Uitspraak
7 augustus 2013, 12/1425 (aangevallen uitspraak)
OVERWEGINGEN
Volgens vaste rechtspraak (zie onder meer de uitspraak van de Raad van 4 april 2013, ECLI:NL:CRVB:2013:BZ6178) leidt een gebrek in de rechtsmiddelverwijzing van een besluit in beginsel tot verschoonbaarheid van de termijnoverschrijding, indien de belanghebbende daarop een beroep doet en stelt dat de termijnoverschrijding daarvan een gevolg is. De termijnoverschrijding zal in het algemeen niet verschoonbaar zijn in gevallen waarin redelijkerwijs kan worden aangenomen dat de belanghebbende wist dat hij binnen een bepaalde termijn bezwaar moest maken dan wel beroep moest instellen. Van bekendheid met de termijn kan verder worden uitgegaan indien de belanghebbende al voor afloop van de termijn werd bijgestaan door een professionele rechtshulpverlener, aangezien redelijkerwijs mag worden aangenomen dat deze over de vereiste kennis beschikt en ook diens kennis in dit verband aan de belanghebbende kan worden toegerekend.

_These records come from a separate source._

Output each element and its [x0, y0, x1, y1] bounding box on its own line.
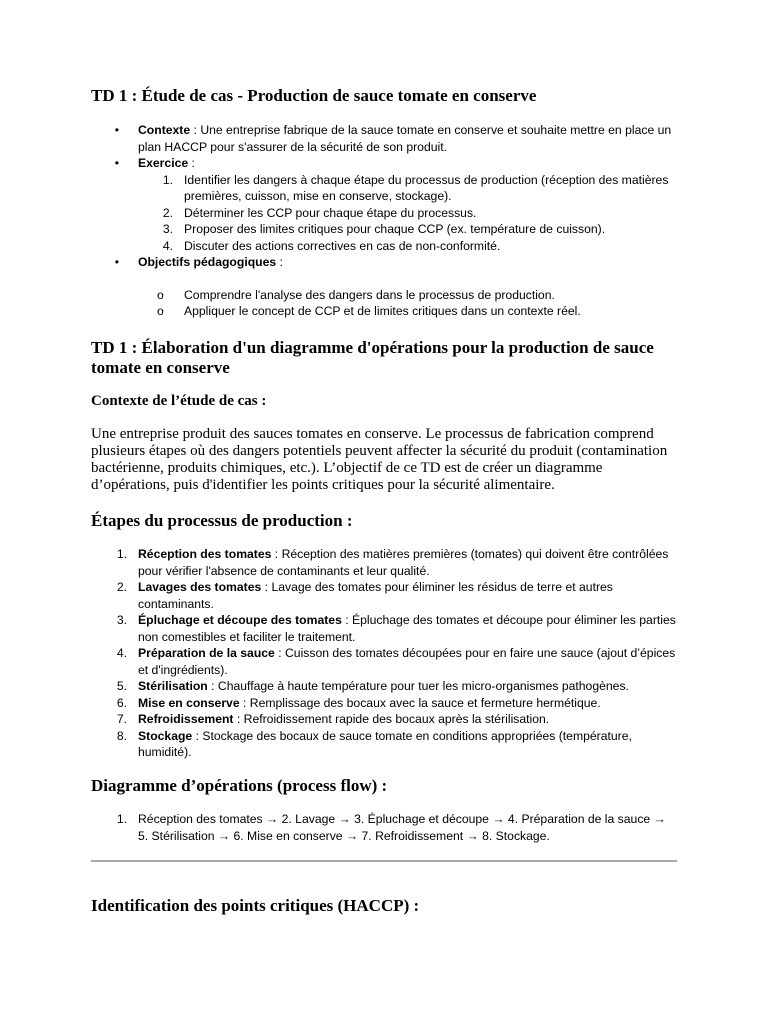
process-flow-text: Réception des tomates → 2. Lavage → 3. Épluchage et découpe → 4. Préparation de la sauce → 5. Stérilisation → 6. Mise en conserve → 7. Refroidissement → 8. Stockage. — [138, 812, 666, 843]
bullet-exercice — [91, 155, 677, 172]
bullet-text: : Une entreprise fabrique de la sauce tomate en conserve et souhaite mettre en place un plan HACCP pour s'assurer de la sécurité de son produit. — [138, 123, 672, 154]
step-label: Lavages des tomates — [138, 580, 262, 594]
context-paragraph: Une entreprise produit des sauces tomates en conserve. Le processus de fabrication comprend plusieurs étapes où des dangers potentiels peuvent affecter la sécurité du produit (contamination bactérienne, produits chimiques, etc.). L’objectif de ce TD est de créer un diagramme d’opérations, puis d'identifier les points critiques pour la sécurité alimentaire. — [91, 426, 668, 493]
step-number: 5. — [116, 679, 127, 693]
bullet-text: : — [276, 255, 283, 269]
context-heading: Contexte de l’étude de cas : — [91, 393, 267, 409]
step-number: 1. — [162, 172, 173, 187]
sub-bullet-marker: o — [157, 287, 164, 302]
haccp-heading: Identification des points critiques (HACCP) : — [91, 896, 420, 915]
step-number: 1. — [116, 812, 127, 826]
step-label: Préparation de la sauce — [138, 646, 275, 660]
bullet-text: : — [188, 156, 195, 170]
section1-title: TD 1 : Étude de cas - Production de sauce tomate en conserve — [91, 86, 537, 105]
exercise-step-text: Discuter des actions correctives en cas de non-conformité. — [184, 238, 501, 253]
bullet-label: Exercice — [138, 156, 189, 170]
horizontal-divider — [91, 860, 677, 862]
process-flow-list — [91, 811, 677, 844]
step-label: Stockage — [138, 728, 193, 743]
step-label: Stérilisation — [138, 679, 208, 693]
production-step — [91, 645, 677, 678]
production-step — [91, 695, 677, 712]
bullet-label: Contexte — [138, 123, 191, 137]
step-label: Épluchage et découpe des tomates — [138, 613, 342, 627]
step-number: 8. — [116, 728, 127, 743]
exercise-steps-list — [91, 172, 677, 255]
step-label: Refroidissement — [138, 712, 234, 726]
step-text: : Lavage des tomates pour éliminer les résidus de terre et autres contaminants. — [138, 580, 613, 611]
objective-text: Comprendre l'analyse des dangers dans le processus de production. — [184, 287, 555, 302]
step-text: : Chauffage à haute température pour tuer les micro-organismes pathogènes. — [207, 679, 629, 693]
exercise-step-text: Identifier les dangers à chaque étape du processus de production (réception des matières premières, cuisson, mise en conserve, stockage). — [184, 172, 669, 203]
exercise-step — [91, 221, 677, 238]
bullet-contexte — [91, 122, 677, 155]
bullet-marker: • — [114, 255, 119, 269]
step-number: 6. — [116, 695, 127, 710]
steps-heading: Étapes du processus de production : — [91, 511, 353, 530]
step-text: : Remplissage des bocaux avec la sauce et fermeture hermétique. — [239, 695, 601, 710]
bullet-label: Objectifs pédagogiques — [138, 255, 277, 269]
production-step — [91, 612, 677, 645]
section1-bullet-list — [91, 122, 677, 320]
exercise-step — [91, 172, 677, 205]
bullet-objectifs — [91, 254, 677, 271]
diagram-heading: Diagramme d’opérations (process flow) : — [91, 776, 388, 795]
production-steps-list — [91, 546, 677, 761]
bullet-marker: • — [114, 156, 119, 170]
production-step — [91, 711, 677, 728]
step-text: : Épluchage des tomates et découpe pour éliminer les parties non comestibles et faciliter le traitement. — [138, 613, 676, 644]
step-number: 4. — [116, 646, 127, 660]
production-step — [91, 678, 677, 695]
step-text: : Stockage des bocaux de sauce tomate en conditions appropriées (température, humidité). — [138, 728, 632, 759]
step-label: Réception des tomates — [138, 547, 272, 561]
step-text: : Refroidissement rapide des bocaux après la stérilisation. — [233, 712, 550, 726]
step-label: Mise en conserve — [138, 695, 240, 710]
step-number: 7. — [116, 712, 127, 726]
step-text: : Réception des matières premières (tomates) qui doivent être contrôlées pour vérifier l'absence de contaminants et leur qualité. — [138, 547, 669, 578]
section2-title: TD 1 : Élaboration d'un diagramme d'opérations pour la production de sauce tomate en conserve — [91, 338, 654, 377]
step-number: 2. — [116, 580, 127, 594]
step-number: 4. — [162, 238, 173, 253]
step-number: 3. — [116, 613, 127, 627]
exercise-step-text: Proposer des limites critiques pour chaque CCP (ex. température de cuisson). — [184, 222, 606, 236]
sub-bullet-marker: o — [157, 304, 164, 318]
objective-item — [91, 287, 677, 304]
objective-item — [91, 303, 677, 320]
bullet-marker: • — [114, 123, 119, 137]
process-flow-item — [91, 811, 677, 844]
step-number: 1. — [116, 547, 127, 561]
step-text: : Cuisson des tomates découpées pour en faire une sauce (ajout d’épices et d'ingrédients). — [138, 646, 676, 677]
production-step — [91, 728, 677, 761]
objectives-list — [91, 287, 677, 320]
step-number: 2. — [162, 205, 173, 220]
production-step — [91, 579, 677, 612]
objective-text: Appliquer le concept de CCP et de limites critiques dans un contexte réel. — [184, 304, 581, 318]
exercise-step — [91, 205, 677, 222]
step-number: 3. — [162, 222, 173, 236]
production-step — [91, 546, 677, 579]
exercise-step-text: Déterminer les CCP pour chaque étape du processus. — [184, 205, 477, 220]
exercise-step — [91, 238, 677, 255]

Deze laatste situatie doet zich hier voor. Appellant werd reeds ten tijde van het bestreden besluit bijgestaan door zijn gemachtigde. De gemachtigde van appellant had als professionele rechtshulpverlener behoren te weten dat hij binnen de in het bestreden besluit gestelde termijn van zes weken beroep moest instellen en dat het niet aan het college was die termijn desgevraagd te verlengen. Het ontbreken van het advies van de bezwaarschriftencommissie stond er verder niet aan in de weg om tijdig beroep in te stellen op nader aan te voeren gronden.